Irène Frain a relaté une partie de son enfance bretonne dans « La côte d’amour » (2001) avec des photos de Christian Renaut et « Dans La maison de la source » (2000).

En 2008, Irène continue son action d’ambassadrice en faveur de l’enfance tibétaine au sein de l’association “Aide à l’enfance tibétaine” (AET)  dont la présidente d’honneur est jetsun Pema, soeur de Sa Sainteté le Dalaï-lama.

Elle poursuit bien sûr son engagement en faveur du bon et vrai chocolat au Club des Croqueurs de chocolat, notamment au sein de son Conseil d’administration. Elle vient de relater la légendaire fondation du Club sur le site du Club: www.croqueurschocolat.com/

En 2010, Irène est faite Officier de la Légion d’honneur.
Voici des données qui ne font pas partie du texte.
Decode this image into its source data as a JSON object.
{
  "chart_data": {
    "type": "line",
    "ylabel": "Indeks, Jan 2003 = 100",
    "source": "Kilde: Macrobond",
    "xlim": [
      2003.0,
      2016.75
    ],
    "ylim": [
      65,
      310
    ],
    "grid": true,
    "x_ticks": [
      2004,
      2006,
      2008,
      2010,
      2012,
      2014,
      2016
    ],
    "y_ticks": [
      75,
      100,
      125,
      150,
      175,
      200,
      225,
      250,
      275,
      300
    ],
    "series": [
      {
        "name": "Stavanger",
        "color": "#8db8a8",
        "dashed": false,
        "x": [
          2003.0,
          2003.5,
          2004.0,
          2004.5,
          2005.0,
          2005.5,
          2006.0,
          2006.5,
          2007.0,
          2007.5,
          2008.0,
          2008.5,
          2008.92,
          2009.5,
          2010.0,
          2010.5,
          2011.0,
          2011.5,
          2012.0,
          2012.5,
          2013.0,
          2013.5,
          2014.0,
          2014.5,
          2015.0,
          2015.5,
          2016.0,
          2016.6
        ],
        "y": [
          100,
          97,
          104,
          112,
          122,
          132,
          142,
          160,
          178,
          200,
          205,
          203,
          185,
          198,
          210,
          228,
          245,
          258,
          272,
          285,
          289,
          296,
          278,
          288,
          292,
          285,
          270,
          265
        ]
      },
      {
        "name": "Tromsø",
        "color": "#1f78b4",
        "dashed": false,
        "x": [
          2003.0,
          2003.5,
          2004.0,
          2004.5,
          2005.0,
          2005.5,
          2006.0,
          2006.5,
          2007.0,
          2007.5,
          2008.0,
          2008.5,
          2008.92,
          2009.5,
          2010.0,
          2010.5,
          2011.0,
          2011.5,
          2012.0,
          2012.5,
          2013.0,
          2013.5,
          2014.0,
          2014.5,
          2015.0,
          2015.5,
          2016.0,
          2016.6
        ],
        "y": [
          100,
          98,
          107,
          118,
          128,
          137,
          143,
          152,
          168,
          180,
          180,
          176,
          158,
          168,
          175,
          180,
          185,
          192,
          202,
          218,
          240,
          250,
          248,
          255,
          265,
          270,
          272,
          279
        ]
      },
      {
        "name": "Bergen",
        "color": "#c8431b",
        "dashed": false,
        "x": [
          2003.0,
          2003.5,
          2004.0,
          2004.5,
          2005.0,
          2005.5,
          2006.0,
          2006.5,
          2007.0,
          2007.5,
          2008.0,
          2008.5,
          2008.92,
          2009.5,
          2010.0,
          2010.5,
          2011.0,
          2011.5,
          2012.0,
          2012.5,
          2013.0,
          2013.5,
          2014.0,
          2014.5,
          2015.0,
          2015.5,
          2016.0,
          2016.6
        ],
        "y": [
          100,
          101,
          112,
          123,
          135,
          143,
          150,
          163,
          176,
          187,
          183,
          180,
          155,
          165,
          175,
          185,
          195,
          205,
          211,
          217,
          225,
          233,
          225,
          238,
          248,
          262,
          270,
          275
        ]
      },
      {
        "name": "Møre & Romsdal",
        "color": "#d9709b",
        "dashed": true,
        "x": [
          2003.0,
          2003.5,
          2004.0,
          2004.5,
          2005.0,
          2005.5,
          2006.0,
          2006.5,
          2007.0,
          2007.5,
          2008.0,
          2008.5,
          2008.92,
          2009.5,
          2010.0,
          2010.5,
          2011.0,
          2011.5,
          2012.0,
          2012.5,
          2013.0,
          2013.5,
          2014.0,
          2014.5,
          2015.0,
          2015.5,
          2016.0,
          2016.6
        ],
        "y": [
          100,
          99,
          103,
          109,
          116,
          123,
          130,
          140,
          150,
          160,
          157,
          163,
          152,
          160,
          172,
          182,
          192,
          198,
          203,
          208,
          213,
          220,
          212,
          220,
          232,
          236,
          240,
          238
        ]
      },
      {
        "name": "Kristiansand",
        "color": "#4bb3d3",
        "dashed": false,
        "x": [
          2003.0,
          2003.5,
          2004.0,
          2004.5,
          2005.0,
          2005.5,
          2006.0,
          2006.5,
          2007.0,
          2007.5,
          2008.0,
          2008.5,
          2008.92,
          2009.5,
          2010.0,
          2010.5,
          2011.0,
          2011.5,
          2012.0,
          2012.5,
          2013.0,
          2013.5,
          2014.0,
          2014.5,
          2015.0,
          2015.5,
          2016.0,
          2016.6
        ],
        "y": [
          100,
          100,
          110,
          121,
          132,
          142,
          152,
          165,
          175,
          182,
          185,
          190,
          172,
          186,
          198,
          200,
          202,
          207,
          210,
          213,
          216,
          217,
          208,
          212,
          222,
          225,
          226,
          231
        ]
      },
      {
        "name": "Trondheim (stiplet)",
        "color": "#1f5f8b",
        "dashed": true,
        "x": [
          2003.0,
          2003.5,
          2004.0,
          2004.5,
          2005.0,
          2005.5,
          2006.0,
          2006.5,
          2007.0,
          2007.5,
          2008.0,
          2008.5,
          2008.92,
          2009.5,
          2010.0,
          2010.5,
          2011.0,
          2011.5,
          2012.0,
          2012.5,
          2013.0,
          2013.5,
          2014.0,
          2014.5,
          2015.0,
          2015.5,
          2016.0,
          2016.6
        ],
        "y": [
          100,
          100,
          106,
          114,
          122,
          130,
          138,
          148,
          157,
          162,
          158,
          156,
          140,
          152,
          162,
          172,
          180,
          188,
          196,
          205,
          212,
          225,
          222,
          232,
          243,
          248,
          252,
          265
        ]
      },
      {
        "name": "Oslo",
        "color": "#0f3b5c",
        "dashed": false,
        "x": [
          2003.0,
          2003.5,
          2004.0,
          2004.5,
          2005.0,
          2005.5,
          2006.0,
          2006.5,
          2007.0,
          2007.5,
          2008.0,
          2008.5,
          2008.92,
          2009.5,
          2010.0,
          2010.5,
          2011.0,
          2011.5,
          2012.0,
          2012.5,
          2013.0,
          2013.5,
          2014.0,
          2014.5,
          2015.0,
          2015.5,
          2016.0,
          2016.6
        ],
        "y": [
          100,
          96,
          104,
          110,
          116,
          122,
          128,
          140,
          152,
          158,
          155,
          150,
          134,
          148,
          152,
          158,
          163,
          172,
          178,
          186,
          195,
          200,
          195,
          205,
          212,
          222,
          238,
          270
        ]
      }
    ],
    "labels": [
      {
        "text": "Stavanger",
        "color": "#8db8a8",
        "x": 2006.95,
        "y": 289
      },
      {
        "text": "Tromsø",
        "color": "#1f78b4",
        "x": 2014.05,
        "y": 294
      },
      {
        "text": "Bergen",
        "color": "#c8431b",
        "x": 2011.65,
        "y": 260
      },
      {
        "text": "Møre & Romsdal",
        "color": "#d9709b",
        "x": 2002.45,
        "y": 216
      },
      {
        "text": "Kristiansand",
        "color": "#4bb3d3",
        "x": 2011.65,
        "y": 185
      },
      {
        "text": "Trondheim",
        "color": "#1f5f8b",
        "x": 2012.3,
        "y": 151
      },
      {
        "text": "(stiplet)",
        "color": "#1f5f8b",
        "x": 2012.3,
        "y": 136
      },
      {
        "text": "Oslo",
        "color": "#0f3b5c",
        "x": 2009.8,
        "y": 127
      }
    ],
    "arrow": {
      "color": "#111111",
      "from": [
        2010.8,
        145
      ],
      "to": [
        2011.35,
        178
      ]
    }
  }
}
Elle se retire en Bretagne ou en Loir-et-Cher pour écrire son prochain roman  » La Forêt des 29″, et réadapter un recueil de contes  » Le Navire de l’Homme triste et autres contes marins » qui paraît à la mi-novembre.
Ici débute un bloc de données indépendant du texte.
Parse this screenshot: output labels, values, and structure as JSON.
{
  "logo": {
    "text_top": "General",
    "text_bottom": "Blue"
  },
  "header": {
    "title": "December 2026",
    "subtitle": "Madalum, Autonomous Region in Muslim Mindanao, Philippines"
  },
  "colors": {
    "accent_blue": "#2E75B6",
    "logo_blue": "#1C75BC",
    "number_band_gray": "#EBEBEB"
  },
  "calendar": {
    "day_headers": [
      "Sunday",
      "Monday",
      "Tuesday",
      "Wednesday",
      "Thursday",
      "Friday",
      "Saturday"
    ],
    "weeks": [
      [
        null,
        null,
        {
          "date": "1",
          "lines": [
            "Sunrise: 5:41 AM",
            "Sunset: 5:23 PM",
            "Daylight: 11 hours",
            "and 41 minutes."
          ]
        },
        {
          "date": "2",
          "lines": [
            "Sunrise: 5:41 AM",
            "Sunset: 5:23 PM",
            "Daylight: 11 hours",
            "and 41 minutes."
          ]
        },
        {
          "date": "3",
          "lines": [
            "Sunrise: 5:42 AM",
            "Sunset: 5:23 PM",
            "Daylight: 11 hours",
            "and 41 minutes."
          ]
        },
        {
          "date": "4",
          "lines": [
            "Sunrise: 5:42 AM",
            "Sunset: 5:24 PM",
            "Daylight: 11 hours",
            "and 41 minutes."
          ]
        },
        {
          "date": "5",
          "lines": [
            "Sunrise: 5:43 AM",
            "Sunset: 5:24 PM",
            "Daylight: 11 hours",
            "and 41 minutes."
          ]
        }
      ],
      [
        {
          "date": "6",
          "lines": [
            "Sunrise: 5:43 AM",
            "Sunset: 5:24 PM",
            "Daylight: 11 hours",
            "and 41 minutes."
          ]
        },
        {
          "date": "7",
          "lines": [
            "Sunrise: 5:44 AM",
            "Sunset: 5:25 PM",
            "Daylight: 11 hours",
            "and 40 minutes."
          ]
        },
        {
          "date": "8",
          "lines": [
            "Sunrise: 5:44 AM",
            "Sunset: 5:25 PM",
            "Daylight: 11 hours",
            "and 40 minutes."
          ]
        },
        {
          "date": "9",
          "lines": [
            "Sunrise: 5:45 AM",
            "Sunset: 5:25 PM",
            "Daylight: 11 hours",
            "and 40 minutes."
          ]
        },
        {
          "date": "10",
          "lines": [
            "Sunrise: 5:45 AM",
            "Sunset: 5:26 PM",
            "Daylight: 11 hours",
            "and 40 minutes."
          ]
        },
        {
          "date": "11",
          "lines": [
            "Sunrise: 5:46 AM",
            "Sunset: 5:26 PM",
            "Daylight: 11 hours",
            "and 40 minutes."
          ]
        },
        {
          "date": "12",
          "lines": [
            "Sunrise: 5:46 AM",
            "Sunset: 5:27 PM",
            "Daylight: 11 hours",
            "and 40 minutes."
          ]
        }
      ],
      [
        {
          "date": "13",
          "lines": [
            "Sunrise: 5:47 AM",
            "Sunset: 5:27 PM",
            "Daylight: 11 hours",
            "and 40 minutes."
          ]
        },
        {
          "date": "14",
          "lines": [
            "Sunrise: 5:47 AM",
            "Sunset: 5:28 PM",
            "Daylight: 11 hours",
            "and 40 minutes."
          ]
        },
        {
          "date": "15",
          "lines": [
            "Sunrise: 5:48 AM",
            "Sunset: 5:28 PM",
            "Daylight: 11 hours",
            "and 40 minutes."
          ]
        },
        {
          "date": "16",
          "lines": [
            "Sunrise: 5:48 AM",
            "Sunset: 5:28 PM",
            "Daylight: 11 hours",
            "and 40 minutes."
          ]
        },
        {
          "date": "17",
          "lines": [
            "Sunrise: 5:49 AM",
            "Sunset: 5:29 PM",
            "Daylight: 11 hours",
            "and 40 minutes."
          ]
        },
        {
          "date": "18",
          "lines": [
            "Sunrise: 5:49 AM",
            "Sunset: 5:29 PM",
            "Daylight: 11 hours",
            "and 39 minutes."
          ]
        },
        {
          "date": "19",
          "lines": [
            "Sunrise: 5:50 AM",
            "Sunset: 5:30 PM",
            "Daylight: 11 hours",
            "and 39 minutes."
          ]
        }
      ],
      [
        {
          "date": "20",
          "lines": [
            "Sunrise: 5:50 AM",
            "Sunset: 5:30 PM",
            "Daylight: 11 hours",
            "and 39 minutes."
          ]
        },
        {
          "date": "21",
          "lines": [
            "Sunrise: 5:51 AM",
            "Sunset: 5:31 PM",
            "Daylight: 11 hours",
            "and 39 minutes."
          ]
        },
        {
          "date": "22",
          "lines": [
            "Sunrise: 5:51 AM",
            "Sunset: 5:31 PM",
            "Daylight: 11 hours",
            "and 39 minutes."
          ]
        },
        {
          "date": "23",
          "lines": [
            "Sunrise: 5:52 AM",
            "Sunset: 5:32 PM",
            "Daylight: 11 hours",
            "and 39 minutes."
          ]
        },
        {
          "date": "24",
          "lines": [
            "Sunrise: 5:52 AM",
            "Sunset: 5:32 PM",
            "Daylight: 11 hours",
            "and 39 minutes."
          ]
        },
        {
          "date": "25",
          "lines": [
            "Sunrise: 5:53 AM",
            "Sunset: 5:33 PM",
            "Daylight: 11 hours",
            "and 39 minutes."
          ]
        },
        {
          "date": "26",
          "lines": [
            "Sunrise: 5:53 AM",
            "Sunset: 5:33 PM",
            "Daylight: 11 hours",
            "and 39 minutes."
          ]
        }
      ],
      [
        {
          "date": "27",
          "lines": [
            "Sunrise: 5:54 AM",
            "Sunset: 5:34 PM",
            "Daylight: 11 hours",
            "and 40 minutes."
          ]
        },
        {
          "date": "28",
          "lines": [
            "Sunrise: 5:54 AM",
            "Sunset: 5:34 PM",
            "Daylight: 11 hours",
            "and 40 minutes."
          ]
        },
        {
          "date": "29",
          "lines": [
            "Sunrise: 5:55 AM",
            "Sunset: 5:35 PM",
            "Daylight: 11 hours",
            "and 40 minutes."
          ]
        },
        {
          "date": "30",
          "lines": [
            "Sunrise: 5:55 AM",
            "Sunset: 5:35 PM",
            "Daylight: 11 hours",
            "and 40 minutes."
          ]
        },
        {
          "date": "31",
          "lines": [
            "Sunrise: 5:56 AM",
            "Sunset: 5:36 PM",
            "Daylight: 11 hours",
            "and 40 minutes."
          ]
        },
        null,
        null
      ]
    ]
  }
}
Parallèlement, elle poursuit sa galerie de portraits dans Paris-Match. Après Laetitia Casta, celui du couturier Giorgio Armani, qu’elle suit de Milan à Dubai pendant plusieurs semaines, est l’un des plus remarqués.

En février 2011, elle publie son 29ème roman «  La Forêt des 29 » dans lequel elle met en scène sous forme de docu-fiction l’itinéraire de Jamboji, fondateur au XVe siècle de la communauté Bishnoï en Inde. Elle y reconstitue également le massacre-immolation qui eut lieu en 1730 à Khejarli, près de Jodhpur. 363 hommes, femmes et enfants y donnèrent leur vie pour protéger les arbres d’une forêt appartenant à la paysanne Bishnoï Amrita Devi.

Elle est membre du Comité d’honneur de l’ADMD (Association pour le Droit de Mourir dans la Dignité).  Certaines de ses actions sont considérées comme militantes pour le Tibet.